Lithium sector looks for equilibrium
A slump in the price of lithium could deter investment, leading to a tight market further down the line as battery demand soars. By Emmanuel Latham, Ben Kilbey and Abdulrhman Ehtaiba
Lithium prices plummeted in 2019, as the market tipped into oversupply and EV growth slowed. Production of the battery metal is set to almost triple by 2025 to more than 1.5 million metric tons, but there are concerns that a fall in upstream investment could flip the market into undersupply further out.
Lithium is an integral component of batteries for electric vehicles. As EV purchases have rocketed – over 2 million vehicles were sold in 2018 alone, according to S&P Global Platts Analytics – so has the need for batteries, in turn fueling lithium demand.
On the expectation of further fast growth, investment has flowed into the lithium supply chain at a brisk pace over the past few years. However, prices have dropped this year, dampening enthusiasm for new projects.
One project facing difficulties is Nemaska Lithium’s Whabouchi mine in Quebec, Canada. Nemaska recently announced layoffs as it attempts to ensure optimal cash flow for the continuation of the Whabouchi project.
Another is China’s Tianqi Lithium’s plant in Western Australia, which began lithium hydroxide production in September. Alongside the start of operations, Tianqi announced the postponement of the second half of the 48,000 mt/year project, citing poor global lithium prices for the delay to the plant, which was initially expected to be commissioned in full by the end of 2019.
At the same time, industry participants warn that the headline fall in prices does not tell the full story.
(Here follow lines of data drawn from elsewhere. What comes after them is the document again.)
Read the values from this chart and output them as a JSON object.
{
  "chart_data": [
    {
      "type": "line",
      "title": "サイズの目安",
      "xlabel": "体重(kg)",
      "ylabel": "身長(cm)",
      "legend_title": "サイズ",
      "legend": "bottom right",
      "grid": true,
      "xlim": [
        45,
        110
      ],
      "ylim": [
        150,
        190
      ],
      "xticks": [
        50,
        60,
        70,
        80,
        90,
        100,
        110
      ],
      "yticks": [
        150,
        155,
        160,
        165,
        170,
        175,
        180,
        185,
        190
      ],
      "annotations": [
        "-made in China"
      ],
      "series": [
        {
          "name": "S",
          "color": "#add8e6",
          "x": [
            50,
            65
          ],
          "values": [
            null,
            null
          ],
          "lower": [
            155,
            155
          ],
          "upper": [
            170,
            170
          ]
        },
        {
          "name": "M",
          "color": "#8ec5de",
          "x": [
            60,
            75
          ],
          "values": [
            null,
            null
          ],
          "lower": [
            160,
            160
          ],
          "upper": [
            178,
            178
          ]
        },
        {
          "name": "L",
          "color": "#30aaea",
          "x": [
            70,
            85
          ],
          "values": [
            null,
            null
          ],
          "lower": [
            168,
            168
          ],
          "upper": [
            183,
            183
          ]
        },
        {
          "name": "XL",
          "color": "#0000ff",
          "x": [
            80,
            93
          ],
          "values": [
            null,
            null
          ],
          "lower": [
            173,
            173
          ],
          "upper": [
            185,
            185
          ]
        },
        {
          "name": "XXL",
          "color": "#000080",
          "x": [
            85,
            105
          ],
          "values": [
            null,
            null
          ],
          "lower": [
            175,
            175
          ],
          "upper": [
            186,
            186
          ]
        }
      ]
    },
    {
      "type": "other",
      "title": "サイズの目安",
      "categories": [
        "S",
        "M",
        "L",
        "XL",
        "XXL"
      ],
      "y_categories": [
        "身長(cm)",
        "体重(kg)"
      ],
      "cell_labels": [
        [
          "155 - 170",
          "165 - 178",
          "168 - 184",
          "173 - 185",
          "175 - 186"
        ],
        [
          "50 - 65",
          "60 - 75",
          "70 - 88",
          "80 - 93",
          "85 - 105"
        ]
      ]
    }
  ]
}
They argue that the present situation is short term, with demand for higher-quality grades set to recover, while the mismatch between lithium spodumene supply and processing capacity bottlenecks in China, a factor in current price weakness, will be shortlived.
Nevertheless, the weak market has led to greater caution among investors and suggests potential for a tighter supply picture in the later part of the next decade. The industry will have to adjust to the new conditions and straighten out the kinks in the supply chain, in order to achieve a sustainable supply that can fuel the unfolding transport revolution.